In 2007, the year in which Grupo RBS completed 50 years, RBS TV Porto Alegre now has a helicopter to carry out aerial reports, the RBS Cop. In the same year, on July 2, the broadcaster inaugurated a studio in the RBS TV newsroom in Morro Santa Teresa for the presentation of the newscast RBS Notícias.

== Digital television ==

| Channel | Video | Aspect | Programming |
|---|---|---|---|
| 12.1 | 34 UHF | 1080i | Main RBS TV Porto Alegre programming / TV Globo |

At 7:42 pm on November 4, 2008, RBS TV Porto Alegre started its digital transmissions on channel 34 UHF. The digital signal launch ceremony was attended by the Minister of Communications Hélio Costa.

In May 2010, the station began its transmissions on channel 16 of Via Embratel, becoming the eighth station of Rede Globo to transmit on the operator.

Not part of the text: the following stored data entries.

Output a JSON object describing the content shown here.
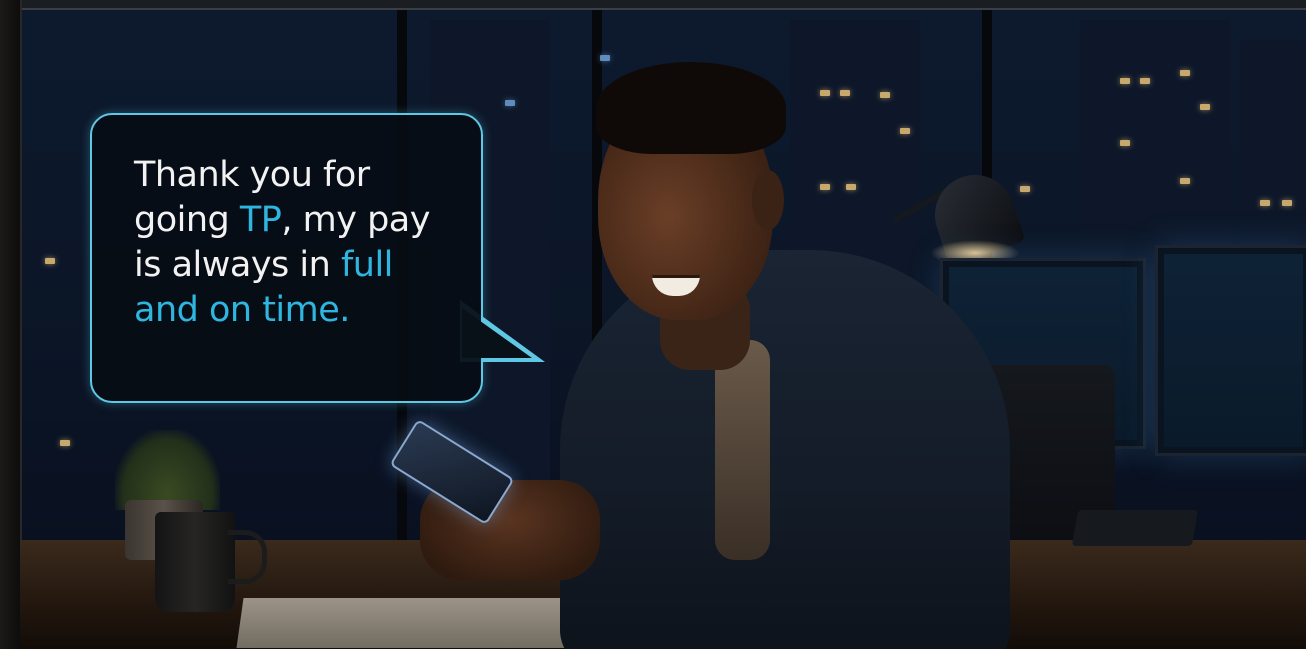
{
  "speech_bubble": {
    "line1": "Thank you for",
    "line2_pre": "going ",
    "line2_highlight": "TP",
    "line2_post": ", my pay",
    "line3_pre": "is always in ",
    "line3_highlight": "full",
    "line4_highlight": "and on time."
  },
  "colors": {
    "bubble_border": "#5fc8e4",
    "highlight": "#2fb6e0",
    "text": "#f2f2f2",
    "background": "#0a1120"
  }
}
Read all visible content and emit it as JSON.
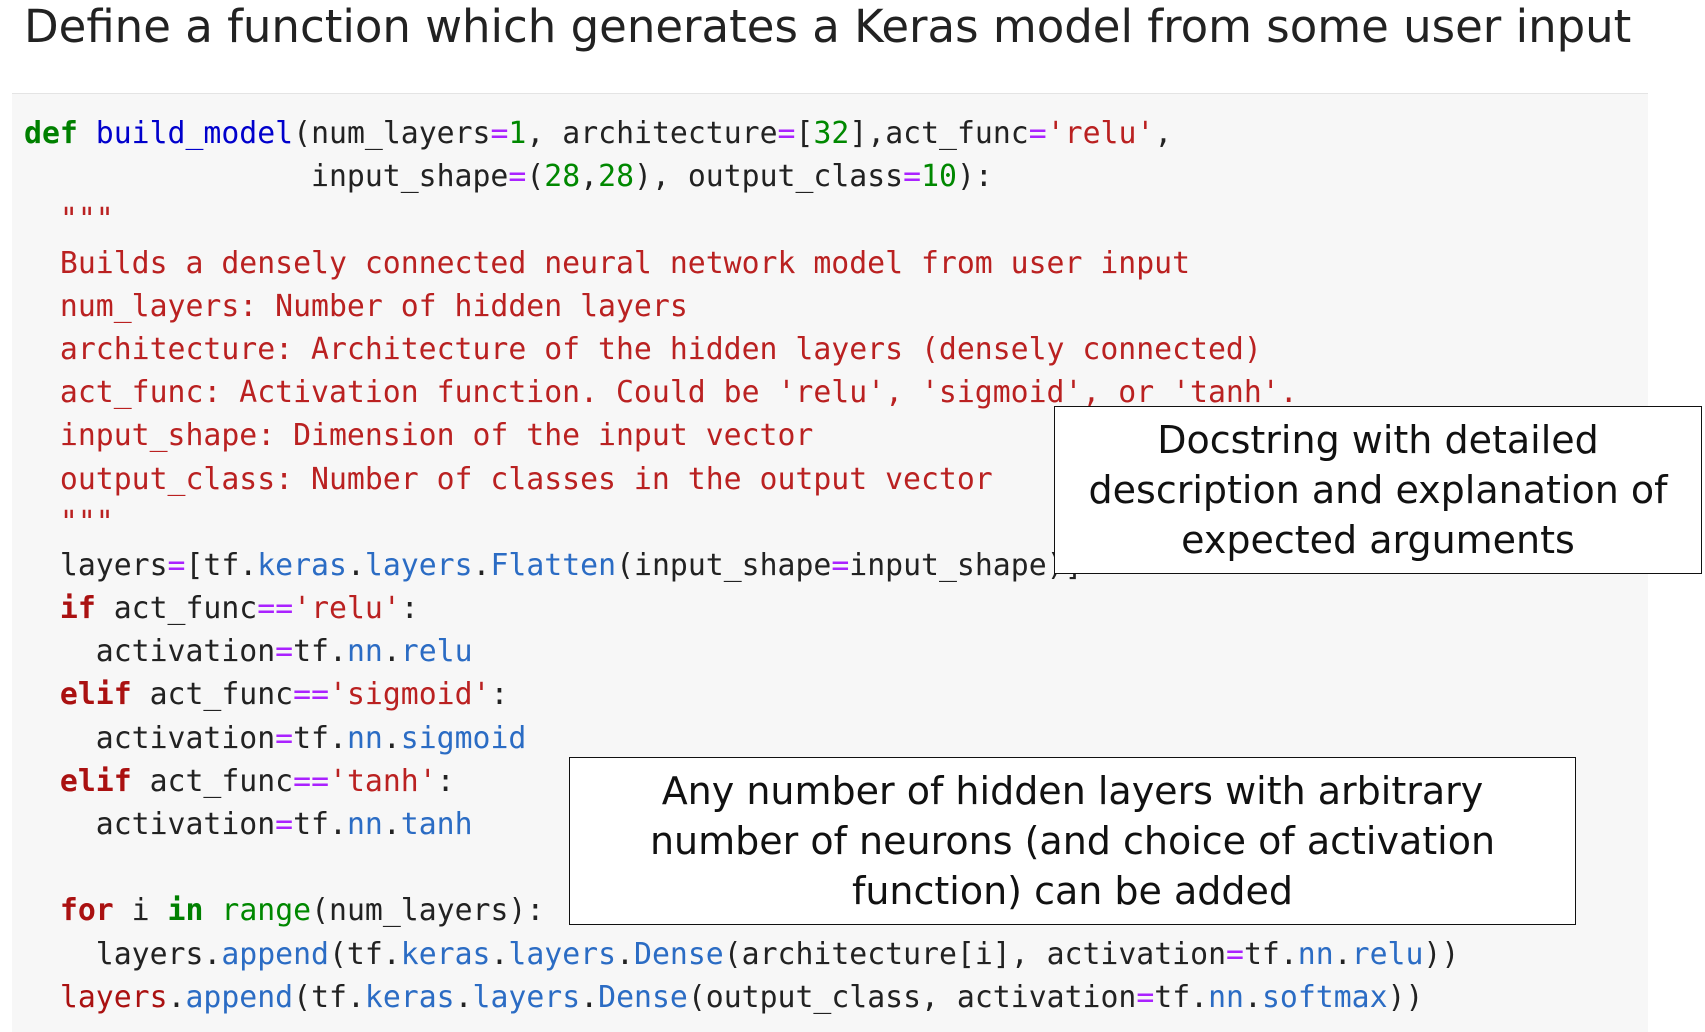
{
  "heading": "Define a function which generates a Keras model from some user input",
  "code": {
    "l1": {
      "kw": "def",
      "name": "build_model",
      "p1": "(num_layers",
      "eq1": "=",
      "n1": "1",
      "p2": ", architecture",
      "eq2": "=",
      "p3": "[",
      "n2": "32",
      "p4": "],act_func",
      "eq3": "=",
      "s1": "'relu'",
      "p5": ","
    },
    "l2": {
      "indent": "                input_shape",
      "eq1": "=",
      "p1": "(",
      "n1": "28",
      "p2": ",",
      "n2": "28",
      "p3": "), output_class",
      "eq2": "=",
      "n3": "10",
      "p4": "):"
    },
    "doc": [
      "  \"\"\"",
      "  Builds a densely connected neural network model from user input",
      "  num_layers: Number of hidden layers",
      "  architecture: Architecture of the hidden layers (densely connected)",
      "  act_func: Activation function. Could be 'relu', 'sigmoid', or 'tanh'.",
      "  input_shape: Dimension of the input vector",
      "  output_class: Number of classes in the output vector",
      "  \"\"\""
    ],
    "l11": {
      "a": "  layers",
      "eq": "=",
      "b": "[tf.",
      "c": "keras",
      "d": ".",
      "e": "layers",
      "f": ".",
      "g": "Flatten",
      "h": "(input_shape",
      "eq2": "=",
      "i": "input_shape)]"
    },
    "l12": {
      "kw": "if",
      "a": " act_func",
      "eq": "==",
      "s": "'relu'",
      "b": ":"
    },
    "l13": {
      "a": "    activation",
      "eq": "=",
      "b": "tf.",
      "c": "nn",
      "d": ".",
      "e": "relu"
    },
    "l14": {
      "kw": "elif",
      "a": " act_func",
      "eq": "==",
      "s": "'sigmoid'",
      "b": ":"
    },
    "l15": {
      "a": "    activation",
      "eq": "=",
      "b": "tf.",
      "c": "nn",
      "d": ".",
      "e": "sigmoid"
    },
    "l16": {
      "kw": "elif",
      "a": " act_func",
      "eq": "==",
      "s": "'tanh'",
      "b": ":"
    },
    "l17": {
      "a": "    activation",
      "eq": "=",
      "b": "tf.",
      "c": "nn",
      "d": ".",
      "e": "tanh"
    },
    "l19": {
      "kw": "for",
      "a": " i ",
      "kw2": "in",
      "b": " ",
      "fn": "range",
      "c": "(num_layers):"
    },
    "l20": {
      "a": "    layers.",
      "fn": "append",
      "b": "(tf.",
      "c": "keras",
      "d": ".",
      "e": "layers",
      "f": ".",
      "g": "Dense",
      "h": "(architecture[i], activation",
      "eq": "=",
      "i": "tf.",
      "j": "nn",
      "k": ".",
      "l": "relu",
      "m": "))"
    },
    "l21": {
      "var": "layers",
      "a": ".",
      "fn": "append",
      "b": "(tf.",
      "c": "keras",
      "d": ".",
      "e": "layers",
      "f": ".",
      "g": "Dense",
      "h": "(output_class, activation",
      "eq": "=",
      "i": "tf.",
      "j": "nn",
      "k": ".",
      "l": "softmax",
      "m": "))"
    }
  },
  "callouts": {
    "docstring": "Docstring with detailed\ndescription and explanation of\nexpected arguments",
    "layers": "Any number of hidden layers with arbitrary\nnumber of neurons (and choice of activation\nfunction) can be added"
  }
}
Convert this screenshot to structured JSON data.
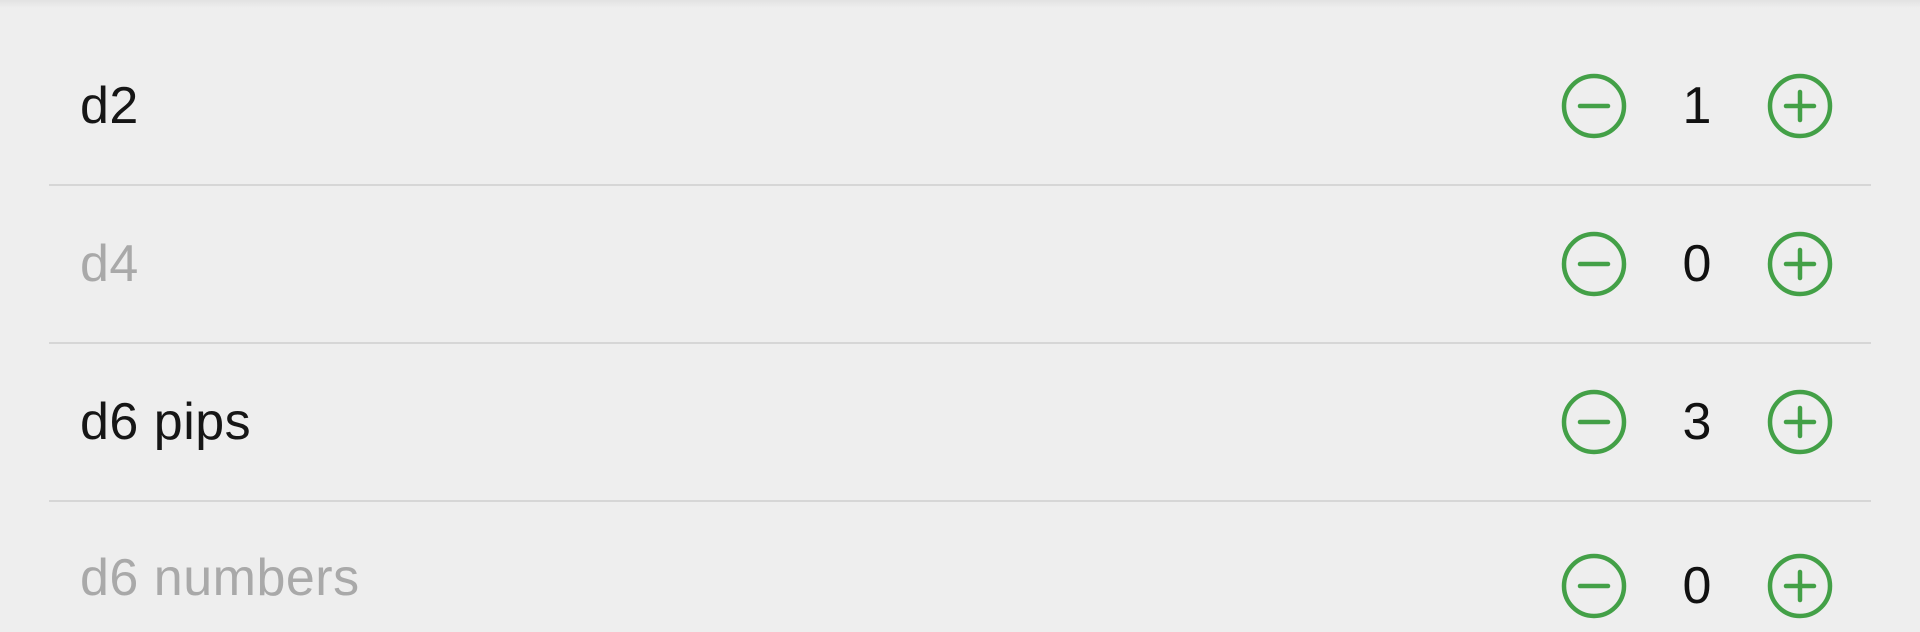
{
  "colors": {
    "accent": "#43a047",
    "active_text": "#161616",
    "inactive_text": "#a9a9a9",
    "background": "#eeeeee",
    "divider": "#d6d6d6"
  },
  "dice": [
    {
      "label": "d2",
      "count": "1",
      "active": true,
      "minus_icon": "minus-circle-icon",
      "plus_icon": "plus-circle-icon"
    },
    {
      "label": "d4",
      "count": "0",
      "active": false,
      "minus_icon": "minus-circle-icon",
      "plus_icon": "plus-circle-icon"
    },
    {
      "label": "d6 pips",
      "count": "3",
      "active": true,
      "minus_icon": "minus-circle-icon",
      "plus_icon": "plus-circle-icon"
    },
    {
      "label": "d6 numbers",
      "count": "0",
      "active": false,
      "minus_icon": "minus-circle-icon",
      "plus_icon": "plus-circle-icon"
    }
  ]
}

On January 4, 2012, RBS TV Porto Alegre implemented its first network of digital relays in the regions of the north coast and Vale dos Sinos, on channels 23 (Cidreira and Santo Antônio da Patrulha), 34 (Capão da Canoa and Torres) and 35 (Osório and Novo Hamburgo). On December 2, 2013, the station's news programs began to be shown in high definition, although some sports broadcasts were already shown in this technology.

=== Transition to digital signal ===
The station turned off its analog signal, over VHF channel 12, on March 14, 2018, as part of the federally mandated transition from analog to digital television. The station's digital signal remains on its pre-transition UHF channel 34, using virtual channel 12.